The four men were hired some weeks ago by a “thekedar” for the dismantling of the building, the remains of which is lying piled up behind them. Two of the men agree to talk, the third gentleman excuses himself, saying, “I’m tired.” The fourth is smoking beedi. The man in pants is the most extrovert among them, and introduces each by their last name, urging not to share the names.

“I’m making dal and chawal,” he says. Glancing towards the colleague kneading the atta dough in a large platter, he corrects himself—“We will also have roti.”

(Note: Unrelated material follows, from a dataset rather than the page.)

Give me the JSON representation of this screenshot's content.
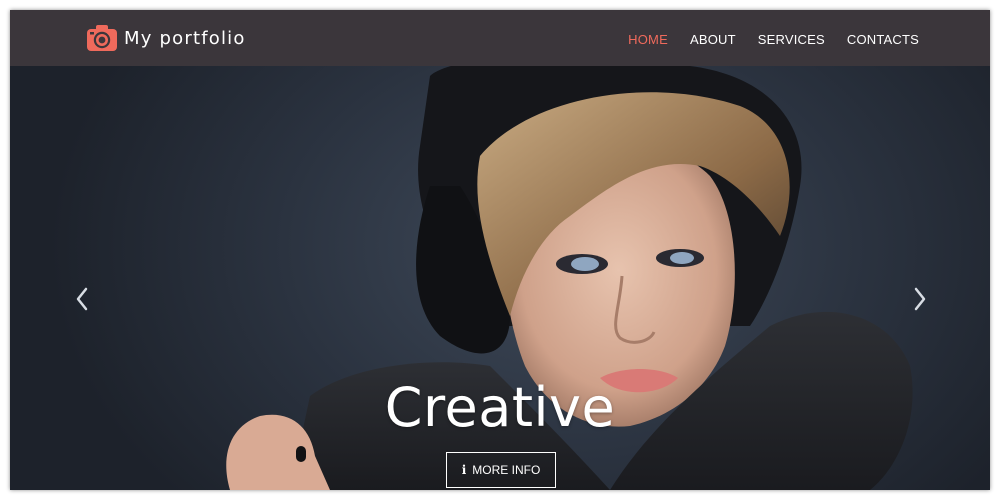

The beedi smoker mutters: “No hawa.”

The man in pants jerkily moves his arms up and down the still air, saying, “You can’t buy green vegetables everyday, they cost money.” He explains that the men are paid by the “thekedar” every third day, and by now they aren’t left with much cash. The beedi smoker smiles sarcastically. The man in pants continues his conversation about the veggies, adding that he does make it a point to regularly buy green chillies even though “these days hari mirchi is costing 220 rupees/kg.” He pauses. “But they add swad (taste) to the khana.” He soon starts to talk of home cooking, and of his family in the Bihar village: “bhayya, bhabi, mummy, papa.”

The man kneading the dough abruptly turns around, saying, “I will not be doing this work forever.”

The beedi smoker gets up and walks towards the stove. Siting down, he lifts the lid from the pan. Stream hisses out. He stirs the dal with a small spoon. “Ban gayi,” he says. Now rice will have to be cooked.